How Collectors Should Respond to Common Scenarios With Consumers

Jun 17, 2022

Good collectors understand that winning a call is about getting a payment from a consumer, not winning a debate or conversation about who is right and who is wrong. It can be just as important not to address certain comments that a consumer might make during a conversation just to keep it flowing in the right direction instead of taking the call on a tangent about who’s right and who’s wrong. Because that tangent might not have a road that can get you back to the main point of the conversation and then the call is lost. Knowing what to say and when to say it was a key point made by a panel of experts on a webinar recently where they role-played different scenarios between consumers and collectors to illustrate the different ways that collectors can manage common and uncommon situations. The webinar was sponsored by Peak Revenue Learning.

For example, during one of the scenarios, the consumer made a comment to a collector about how “I know how you debt collectors are,” indicating that collectors are known for being aggressive. But the collector, Irene Hoheusle from Account Recovery Specialists, didn’t take the bait. She ignored the comment and instead pivoted the conversation toward discussing a payment plan with the consumer — LaDonna Bohling in this scenario. “I didn’t try to explain how she was wrong or change her mind,” Hoheusle said during a debrief of the conversation afterwards. “No, this isn’t the time to do it. I think that people forget when they’re on a call, they don’t have to address every single thing a person says if what they’re saying really has no value to the conversation. So when I heard LaDonna say ‘I know how you collectors are’ a little part of me giggled. Another part of me wanted to say ‘You’re wrong,’ but that’s a battle that’s best not to fight.”

During another scenario, the conversation between a collector and a consumer centered around getting an unpaid debt off the consumer’s credit report because she was trying to buy a house and needed a higher credit score to qualify for a better mortgage. Showing that she was listening to the consumer’s issue, the collector — Bohling in this scenario — often repeated back what the consumer had said, but in a way that kept the conversation moving forward. “We all know that this is a sticky, sticky situation to be talking about deleting from credit reports and if you don’t handle it well, your agency could end up getting in trouble,” Bohling said.

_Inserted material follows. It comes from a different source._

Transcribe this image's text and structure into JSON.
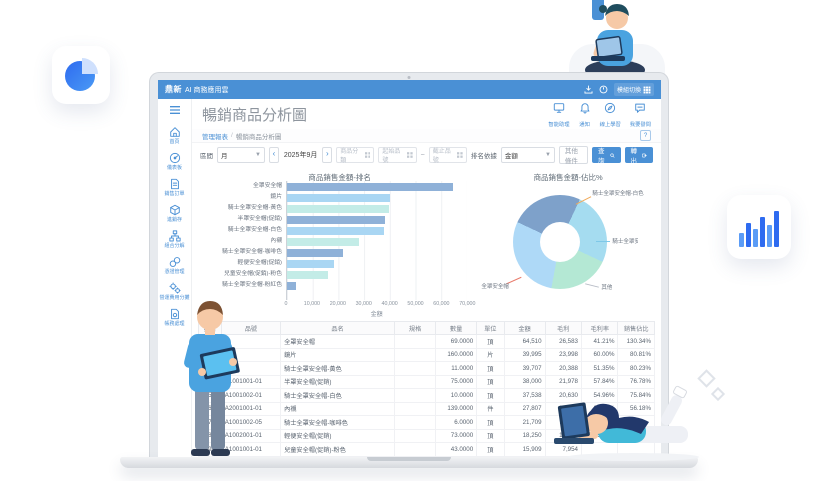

One of the keys during any interaction is for the collector to use language that the consumer can understand, said Kristi Loyer of Wilber Group, the third panelist for this webinar.

“Speaking a language that they can understand can either continue a conversation or that conversation just shuts down,” Loyer said. “It can be just as plain as they don’t understand what you’re saying. Even though you are an expert, not using expert language or acronyms or things like that, that maybe aren’t public knowledge can shut a conversation down.”